After graduating college in 2005, I returned back to my hometown of Carlsbad where I began working for the City of Carlsbad as a junior graphic designer, and later for a screen printing company as a digital illustrator. As a fresh college graduate, my focus was on my digital arts career, though I continued to create smaller bodies of work and think conceptually.
I honed my digital illustration skills during a three year period designing graphics at Kapan Kent Co., Inc., a company in Oceanside specializing in the souvenir glassware industry. I would escape the long days in front of the computer by exploring the onsite factory where the screens were built, burned and used to print the designs directly on glassware. I became incredibly interested in this process and learned the screen printing workflow by interviewing the Spanish speaking factory crew.
I brought a screen printing set and began burning screens for t-shirt printing in the bathroom of a single bedroom apartment on Jefferson Street in the Carlsbad Village. I soon saw the parallels of screen printing and the technique of stencils recently learned about through the exposure of British artist Banksy. Though I continued producing screen prints, I shifted to creating digital illustrations for multiple layer stencil production—and the Carlsbad Village became my canvas.
My living quarter was overtaken by the creative process of stencil creation. My walls were scattered with large sheets of paper that I projected images onto and traced. The floor became a nest of hand-cut stencil remains and multi-colored stencil experiments sprayed on cardboard stacked up against the furniture. The one bedroom apartment was termed The Art-partment and was again living in a working studio—I was back in my element.
I was still working in the office as a digital illustrator, but I felt myself drifting in a new direction. I was showing up to work in the morning with freshly sprayed black fingers from my street art adventures the night before. I stared at the clock all day waiting for 5 pm when I would race home and prep the newest stencil design all night. As the Village fell asleep, I would enter the dark and quiet streets with freshly cut stencil in hand in search for blank walls to spray my designs onto.
Circa 2006, Carlsbad was primarily void of murals, or at least the mural culture that exists today. The streets were carefully manicured and art in the public space was restricted to tourist friendly iconography. Whether it was a result from the fiasco of what is now referred to as “the bars” public art pavilion, or simply a desire to keep the Village by the Sea as non-confrontational as possible, the local art scene lacked progressiveness; I felt the artistic culture was stifled because of it.

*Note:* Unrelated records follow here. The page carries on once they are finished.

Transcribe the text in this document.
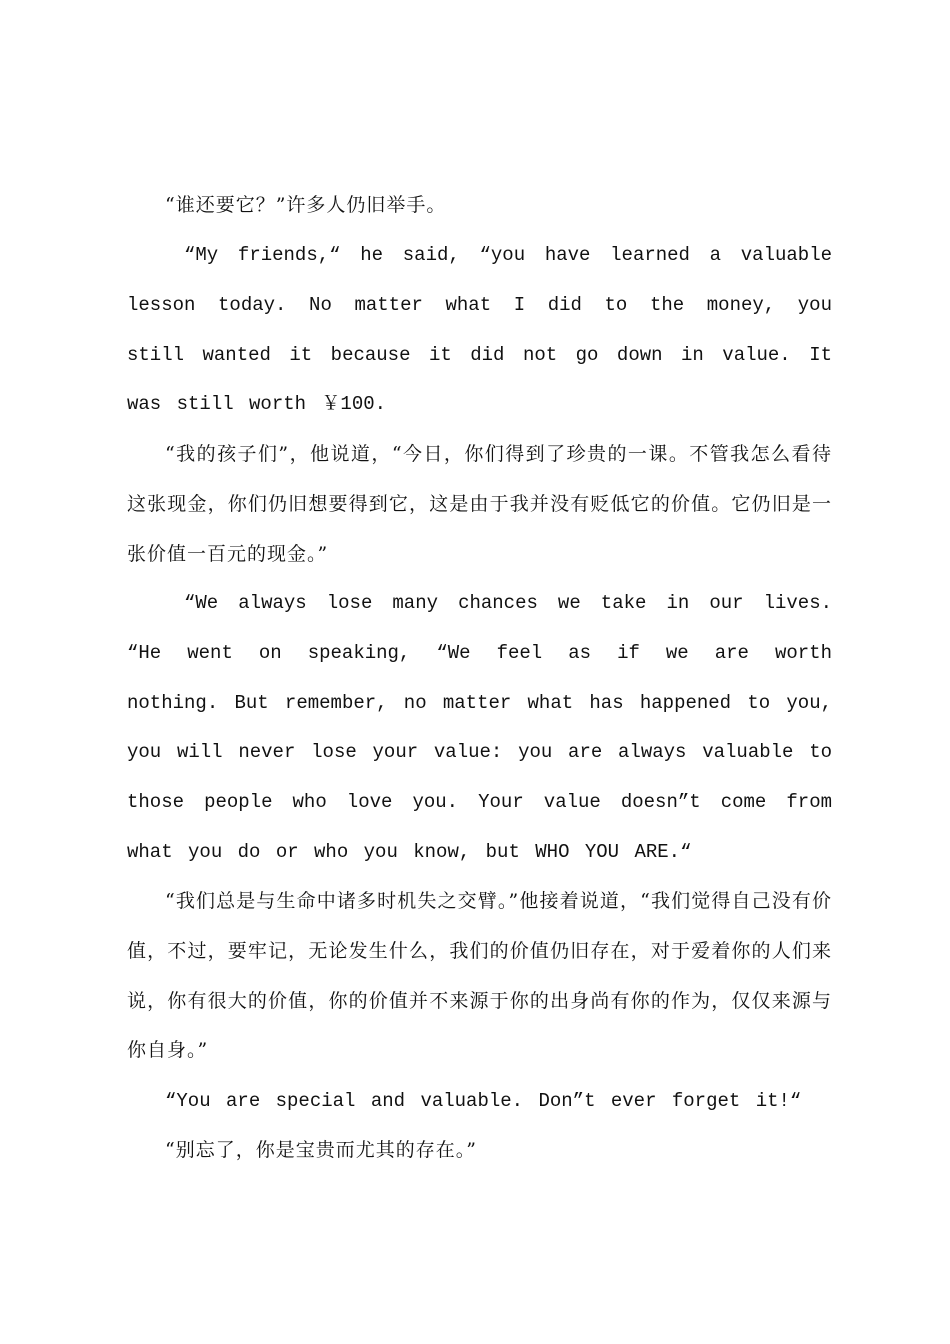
“谁还要它？”许多人仍旧举手。

“My friends,“ he said, “you have learned a valuable lesson today. No matter what I did to the money, you still wanted it because it did not go down in value. It was still worth ￥100.

“我的孩子们”，他说道，“今日，你们得到了珍贵的一课。不管我怎么看待这张现金，你们仍旧想要得到它，这是由于我并没有贬低它的价值。它仍旧是一张价值一百元的现金。”

“We always lose many chances we take in our lives. “He went on speaking, “We feel as if we are worth nothing. But remember, no matter what has happened to you, you will never lose your value: you are always valuable to those people who love you. Your value doesn”t come from what you do or who you know, but WHO YOU ARE.“

“我们总是与生命中诸多时机失之交臂。”他接着说道，“我们觉得自己没有价值，不过，要牢记，无论发生什么，我们的价值仍旧存在，对于爱着你的人们来说，你有很大的价值，你的价值并不来源于你的出身尚有你的作为，仅仅来源与你自身。”

“You are special and valuable. Don”t ever forget it!“

“别忘了，你是宝贵而尤其的存在。”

My goal for these early street art stencils was to introduce a more progressive aesthetic to the community, ultimately communicating to other progressive “closet artists” that there were indeed other artists with similar visual aesthetics and ideas in the community. I attempted to encourage the development of this more progressive art scene by encouraging these artists to show in coffee shops, exhibit at local galleries and share imagery online.
In order to connect with as many artists as possible, I knew the stencils needed to stay visible in the streets for extended periods of time. In order to increase longevity, I approached each street stencil implementation as an unaware commission between myself and the business owner. The relationship with the street stencil design and the surrounding environment was paramount. The stencils that remained in the streets the longest were those that connected to the community and the business it was sprayed on—many becoming sanctioned and lasting many years.
One day as I sat in the car port of the Art-partment thinking about past art movements and the artists that helped define them, I glanced through the open door of my exterior closet. A stack of used hand-cut stencils with black spray paint residue caught my eye. At that moment I happen to be thinking of abstract expressionist American painter Jackson Pollock and his drip art technique. The sight of the discarded stencils mused the idea of fusing Pollock’s gestural drip technique with the hard-edge and restrictive technique of Banksy‘s street art stencils.
The same carport where I had that eureka moment became my new studio. I bought up as much returned “Oops” paint from Home Depot, gathered discarded cardboard as early canvases and in 2008 I began drip painting.